El congreso del estado estudia reinscribir el nombre de José Vasconcelos con letras de oro en el Muro de Honor del Recinto Legislativo Benito Juárez del Congreso del Estado y declararlo «Benemérito del Estado Libre y Soberano de Оахаса».
José Vasconcelos nació en Oaxaca en 1882, en una fecha discutida entre el 27 y el 28 de febrero, aunque el legado del maestro de la juventud de América en la educación mexicana no deja lugar a dudas. El maestro Vasconcelos pasó su primera infancia en la frontera norte y realizó sus estudios elementales en Estados Unidos, hecho que lo marcó profundamente para convertirse en uno de los educadores más grandes de México y ejemplo para América Latina.
La propuesta fue presentada por el grupo parlamentario del PRI, en su iniciativa se señaló que la medida representa un acto de justicia histórica, con el firme propósito de preservar la memoria, la identidad cultural y el reconocimiento de quienes han contribuido de manera significativa al desarrollo social, educativo y cultural del Estado.

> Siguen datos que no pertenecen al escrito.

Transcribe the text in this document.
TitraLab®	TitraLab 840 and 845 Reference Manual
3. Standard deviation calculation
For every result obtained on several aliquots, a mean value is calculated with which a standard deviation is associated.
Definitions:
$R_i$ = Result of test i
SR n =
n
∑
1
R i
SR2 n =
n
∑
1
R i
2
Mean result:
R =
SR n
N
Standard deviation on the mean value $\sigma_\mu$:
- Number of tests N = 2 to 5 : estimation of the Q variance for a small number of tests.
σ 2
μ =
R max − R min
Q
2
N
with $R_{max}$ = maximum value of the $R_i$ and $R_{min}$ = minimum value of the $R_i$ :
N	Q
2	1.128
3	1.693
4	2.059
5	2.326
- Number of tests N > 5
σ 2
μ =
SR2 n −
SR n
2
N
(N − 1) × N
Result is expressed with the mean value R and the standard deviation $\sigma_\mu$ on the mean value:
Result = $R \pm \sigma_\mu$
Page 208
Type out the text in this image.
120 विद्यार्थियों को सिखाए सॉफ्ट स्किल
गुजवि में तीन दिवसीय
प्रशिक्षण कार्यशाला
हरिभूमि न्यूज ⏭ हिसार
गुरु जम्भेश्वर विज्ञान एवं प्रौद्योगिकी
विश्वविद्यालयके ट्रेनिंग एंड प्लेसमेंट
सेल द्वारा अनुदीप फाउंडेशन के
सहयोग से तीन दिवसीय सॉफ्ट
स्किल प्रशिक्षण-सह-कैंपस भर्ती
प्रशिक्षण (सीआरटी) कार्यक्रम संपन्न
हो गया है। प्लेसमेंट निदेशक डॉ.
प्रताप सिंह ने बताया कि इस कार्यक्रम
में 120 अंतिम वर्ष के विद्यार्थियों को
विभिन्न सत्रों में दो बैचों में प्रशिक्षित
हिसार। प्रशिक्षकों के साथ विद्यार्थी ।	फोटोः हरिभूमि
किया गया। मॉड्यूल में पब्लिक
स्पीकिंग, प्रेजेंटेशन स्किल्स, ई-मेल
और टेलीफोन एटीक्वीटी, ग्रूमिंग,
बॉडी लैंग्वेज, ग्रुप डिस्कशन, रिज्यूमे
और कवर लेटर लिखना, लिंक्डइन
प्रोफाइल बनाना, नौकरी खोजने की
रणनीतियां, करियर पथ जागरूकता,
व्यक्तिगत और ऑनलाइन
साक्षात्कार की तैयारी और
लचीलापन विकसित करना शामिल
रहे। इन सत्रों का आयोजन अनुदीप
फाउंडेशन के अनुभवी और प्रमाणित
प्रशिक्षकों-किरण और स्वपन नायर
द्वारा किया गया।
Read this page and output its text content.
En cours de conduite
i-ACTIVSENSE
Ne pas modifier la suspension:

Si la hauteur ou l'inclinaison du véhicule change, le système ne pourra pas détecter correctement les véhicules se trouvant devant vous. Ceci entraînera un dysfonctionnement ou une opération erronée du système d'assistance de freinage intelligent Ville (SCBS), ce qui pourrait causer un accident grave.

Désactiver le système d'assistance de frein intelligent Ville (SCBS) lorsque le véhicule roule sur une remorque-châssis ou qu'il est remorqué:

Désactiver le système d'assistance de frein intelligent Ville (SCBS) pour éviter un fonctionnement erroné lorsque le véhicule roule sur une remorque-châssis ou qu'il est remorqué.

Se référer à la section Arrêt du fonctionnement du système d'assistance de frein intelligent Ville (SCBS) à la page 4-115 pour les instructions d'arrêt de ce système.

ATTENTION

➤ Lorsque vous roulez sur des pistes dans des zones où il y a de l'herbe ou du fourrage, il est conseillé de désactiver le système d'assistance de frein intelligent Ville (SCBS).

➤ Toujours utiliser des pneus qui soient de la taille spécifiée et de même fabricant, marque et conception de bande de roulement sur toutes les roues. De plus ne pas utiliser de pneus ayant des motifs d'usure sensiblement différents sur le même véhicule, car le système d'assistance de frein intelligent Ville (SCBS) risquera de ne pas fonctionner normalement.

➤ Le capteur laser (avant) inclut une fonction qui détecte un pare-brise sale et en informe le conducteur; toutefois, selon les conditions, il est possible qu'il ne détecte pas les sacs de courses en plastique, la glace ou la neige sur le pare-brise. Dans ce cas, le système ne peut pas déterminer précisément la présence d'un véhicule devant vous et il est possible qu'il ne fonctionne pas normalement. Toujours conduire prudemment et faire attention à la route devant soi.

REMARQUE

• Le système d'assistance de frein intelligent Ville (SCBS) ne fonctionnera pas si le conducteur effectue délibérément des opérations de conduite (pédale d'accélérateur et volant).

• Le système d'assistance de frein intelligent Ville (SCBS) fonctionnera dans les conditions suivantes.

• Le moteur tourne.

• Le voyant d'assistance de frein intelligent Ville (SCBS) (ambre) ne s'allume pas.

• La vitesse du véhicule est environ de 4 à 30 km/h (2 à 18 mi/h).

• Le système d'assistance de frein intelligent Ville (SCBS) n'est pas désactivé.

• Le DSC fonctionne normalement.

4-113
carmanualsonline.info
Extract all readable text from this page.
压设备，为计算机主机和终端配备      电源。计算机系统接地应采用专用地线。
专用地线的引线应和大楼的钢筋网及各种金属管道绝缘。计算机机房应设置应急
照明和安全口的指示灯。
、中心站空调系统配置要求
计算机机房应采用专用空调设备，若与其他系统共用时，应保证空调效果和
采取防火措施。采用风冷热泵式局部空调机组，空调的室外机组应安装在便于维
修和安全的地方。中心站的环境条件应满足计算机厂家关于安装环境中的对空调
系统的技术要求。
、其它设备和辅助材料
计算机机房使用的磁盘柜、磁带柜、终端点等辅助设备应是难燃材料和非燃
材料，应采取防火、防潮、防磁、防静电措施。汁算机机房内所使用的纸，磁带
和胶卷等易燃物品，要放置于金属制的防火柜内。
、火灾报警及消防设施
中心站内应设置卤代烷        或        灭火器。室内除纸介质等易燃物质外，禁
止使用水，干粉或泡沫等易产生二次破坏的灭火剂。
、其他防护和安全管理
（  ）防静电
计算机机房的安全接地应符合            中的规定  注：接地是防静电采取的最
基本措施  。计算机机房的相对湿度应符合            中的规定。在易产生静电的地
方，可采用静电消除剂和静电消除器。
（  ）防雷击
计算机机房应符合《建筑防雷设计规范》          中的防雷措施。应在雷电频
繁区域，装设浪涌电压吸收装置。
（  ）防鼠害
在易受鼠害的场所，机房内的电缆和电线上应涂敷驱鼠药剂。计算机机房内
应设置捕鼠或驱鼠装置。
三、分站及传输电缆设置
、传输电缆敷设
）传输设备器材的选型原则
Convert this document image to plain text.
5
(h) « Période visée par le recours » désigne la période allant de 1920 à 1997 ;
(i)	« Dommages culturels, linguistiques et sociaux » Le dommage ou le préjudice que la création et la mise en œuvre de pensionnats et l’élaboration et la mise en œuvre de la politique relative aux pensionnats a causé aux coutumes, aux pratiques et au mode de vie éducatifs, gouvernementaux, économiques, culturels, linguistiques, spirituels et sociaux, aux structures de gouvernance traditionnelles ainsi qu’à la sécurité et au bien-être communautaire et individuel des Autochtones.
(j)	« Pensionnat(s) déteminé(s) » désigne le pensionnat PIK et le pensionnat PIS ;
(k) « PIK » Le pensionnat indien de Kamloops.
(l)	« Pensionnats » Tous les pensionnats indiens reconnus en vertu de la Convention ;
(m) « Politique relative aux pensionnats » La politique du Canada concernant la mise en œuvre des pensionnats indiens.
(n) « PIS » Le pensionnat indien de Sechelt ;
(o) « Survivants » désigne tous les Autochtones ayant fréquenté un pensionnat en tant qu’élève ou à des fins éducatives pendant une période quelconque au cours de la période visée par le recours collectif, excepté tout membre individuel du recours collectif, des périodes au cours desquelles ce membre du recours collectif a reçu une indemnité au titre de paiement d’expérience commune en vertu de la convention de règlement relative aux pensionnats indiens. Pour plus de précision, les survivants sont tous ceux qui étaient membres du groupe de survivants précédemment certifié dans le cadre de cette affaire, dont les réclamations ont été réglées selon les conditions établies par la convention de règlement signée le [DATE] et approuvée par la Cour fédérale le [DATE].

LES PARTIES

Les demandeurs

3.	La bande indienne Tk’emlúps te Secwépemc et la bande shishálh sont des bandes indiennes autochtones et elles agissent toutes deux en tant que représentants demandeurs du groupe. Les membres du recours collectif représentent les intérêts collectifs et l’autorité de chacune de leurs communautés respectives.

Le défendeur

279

En la exposición de motivos, se recordó las múltiples aportaciones del político, abogado, escritor, educador y filósofo, entre las que destacan, la iniciativa que presentó a la Cámara de Diputados con la que se creó la Secretaría de Educación Pública (SEP); la creación de bibliotecas y escuelas normales; la promoción de un modelo de educación técnica y rural; así como la creación del escudo de armas y del lema «Por mi raza hablará el espíritu», que continúa siendo un símbolo de identidad para la Universidad Nacional Autónoma de México.
En 1909, fundó y presidió el Ateneo de la Juventud, un grupo intelectual que jugó un papel clave en la renovación del pensamiento mexicano.
José María Albino Vasconcelos Calderón, nació el 27 de febrero de 1882, siendo un destacado pensador, educador, abogado, escritor y político oaxaqueño, quien además tuvo un papel fundamental en la transformación cultural y educativa de México.
Los diputados indicaron que “con esta iniciativa no solo se honra una trayectoria ejemplar al servicio del pueblo de Oaxaca, sino que también se mantiene viva la memoria colectiva y se erige como un llamado a la conciencia y a la esperanza, inspirando a las generaciones presentes y futuras a seguir construyendo un Oaxaca más justo, diverso, solidario y profundamente humano.
La propuesta fue turnada a la Junta de Coordinación Política (Jucopo) para su análisis y dictamen correspondiente.